2. Kelarutan disolusi Asam salisilat dipengaruhi oleh pelarut campur dimana
pada volume NaOH 18 mL dihasilkan kenaikan konsentrasi Asam salisilat sebesar 0,09
N.
3. Kelarutan disolusi Asam salisilat dipengaruhi oleh surfaktan dimana pada
Tween 80 0,6 gram volume NaOH 6 mL dihasilkan kenaikan konsentrasi Asam
salisilat sebesar 0,03 mL.
4. Kelarutan disolusi Asam salisilat dipengaruhi oleh pH dimana pada pH 9 volume NaOH26,3 mL dihasilkan kenaikan
konsentrasi Asam salisilat sebesar 0,1315 N.
DAFTAR PUSTAKA
Alfred, Martin. 2008. Farmasi Fisika
Dasar-Dasar Farmasi Fisik dalam Ilmu Farmasetika
Edisi Ketiga Jilid 2. UI-Press. Jakarta
Ditjen POM. 1979. Farmakope Indonesia III.
Depkes RI. Jakarta
Tungadi, Robert. 2009. Penuntun Praktikum
Farmasi Fisika. Jurusan Farmasi Universitas Negeri
Gorontalo.
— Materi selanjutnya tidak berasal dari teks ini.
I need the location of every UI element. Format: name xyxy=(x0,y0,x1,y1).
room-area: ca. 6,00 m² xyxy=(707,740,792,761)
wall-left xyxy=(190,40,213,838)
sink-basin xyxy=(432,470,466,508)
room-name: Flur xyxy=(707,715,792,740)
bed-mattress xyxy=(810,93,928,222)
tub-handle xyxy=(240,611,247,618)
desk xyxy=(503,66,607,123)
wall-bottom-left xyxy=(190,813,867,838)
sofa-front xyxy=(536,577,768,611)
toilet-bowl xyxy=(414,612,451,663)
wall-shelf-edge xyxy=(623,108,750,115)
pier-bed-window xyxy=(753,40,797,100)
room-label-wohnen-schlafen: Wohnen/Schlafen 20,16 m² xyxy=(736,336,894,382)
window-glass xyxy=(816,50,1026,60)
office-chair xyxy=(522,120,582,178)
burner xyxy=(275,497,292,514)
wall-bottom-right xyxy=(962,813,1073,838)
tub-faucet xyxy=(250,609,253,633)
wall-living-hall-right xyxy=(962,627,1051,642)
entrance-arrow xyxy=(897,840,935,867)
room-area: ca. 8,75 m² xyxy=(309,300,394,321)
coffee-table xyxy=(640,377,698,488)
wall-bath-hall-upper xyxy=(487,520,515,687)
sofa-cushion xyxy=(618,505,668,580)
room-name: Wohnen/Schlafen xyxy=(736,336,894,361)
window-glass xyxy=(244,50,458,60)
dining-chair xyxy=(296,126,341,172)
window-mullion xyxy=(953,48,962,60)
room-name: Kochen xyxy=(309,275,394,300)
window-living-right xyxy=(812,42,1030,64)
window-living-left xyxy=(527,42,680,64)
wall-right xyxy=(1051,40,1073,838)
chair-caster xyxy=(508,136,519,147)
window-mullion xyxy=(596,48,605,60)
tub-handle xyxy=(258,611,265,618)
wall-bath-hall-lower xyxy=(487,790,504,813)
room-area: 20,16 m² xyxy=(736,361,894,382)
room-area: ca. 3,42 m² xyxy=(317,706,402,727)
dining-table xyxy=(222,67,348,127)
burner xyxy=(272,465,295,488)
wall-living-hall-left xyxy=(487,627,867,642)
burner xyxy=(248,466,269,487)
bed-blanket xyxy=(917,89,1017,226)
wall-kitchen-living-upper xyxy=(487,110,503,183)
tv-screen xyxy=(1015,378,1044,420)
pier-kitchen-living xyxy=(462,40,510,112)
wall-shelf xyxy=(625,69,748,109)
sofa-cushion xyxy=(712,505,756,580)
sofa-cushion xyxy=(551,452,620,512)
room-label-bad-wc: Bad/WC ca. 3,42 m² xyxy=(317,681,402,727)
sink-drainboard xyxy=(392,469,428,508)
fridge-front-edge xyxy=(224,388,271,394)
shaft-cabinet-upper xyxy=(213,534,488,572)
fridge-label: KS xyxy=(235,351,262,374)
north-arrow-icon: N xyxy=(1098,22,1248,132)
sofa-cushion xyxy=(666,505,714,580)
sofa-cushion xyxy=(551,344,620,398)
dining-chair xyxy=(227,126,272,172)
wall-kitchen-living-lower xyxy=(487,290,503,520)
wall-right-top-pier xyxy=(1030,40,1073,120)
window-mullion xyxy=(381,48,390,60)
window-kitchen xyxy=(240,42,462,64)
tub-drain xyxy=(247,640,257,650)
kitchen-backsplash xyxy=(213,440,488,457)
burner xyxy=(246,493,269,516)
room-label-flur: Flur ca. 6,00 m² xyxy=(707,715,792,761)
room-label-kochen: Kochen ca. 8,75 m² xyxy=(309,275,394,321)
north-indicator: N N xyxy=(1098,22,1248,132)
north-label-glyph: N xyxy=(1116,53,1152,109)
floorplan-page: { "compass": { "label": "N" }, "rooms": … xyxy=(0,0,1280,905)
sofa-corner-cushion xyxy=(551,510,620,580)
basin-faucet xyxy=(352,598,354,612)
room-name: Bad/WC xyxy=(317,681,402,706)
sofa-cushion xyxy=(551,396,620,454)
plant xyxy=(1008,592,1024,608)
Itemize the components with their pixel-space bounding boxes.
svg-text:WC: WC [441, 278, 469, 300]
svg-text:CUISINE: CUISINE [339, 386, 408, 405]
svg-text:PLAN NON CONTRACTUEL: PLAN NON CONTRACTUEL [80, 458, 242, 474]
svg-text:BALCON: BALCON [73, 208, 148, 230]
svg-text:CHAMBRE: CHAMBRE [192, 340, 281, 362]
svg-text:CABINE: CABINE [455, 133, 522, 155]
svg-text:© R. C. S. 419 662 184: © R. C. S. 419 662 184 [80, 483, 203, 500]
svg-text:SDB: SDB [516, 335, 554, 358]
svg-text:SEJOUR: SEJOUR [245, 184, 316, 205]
Gorontalo.
WHO, Translator
July Marinung. 2006. Pemastian mutu obat compendium
pedoman dan bahan-bahan terkait.Jakarta : EGC.
Ansel, Howard
C.2006. Kalkulasi Farmasetik (Panduan Apoteker). Jakarta: EGC
Joyce James, Colin
Baker dkk. 2008 Prinsip-prinsip Sains untuk Keperawatan.Jakarta: Penerbit Erlangga.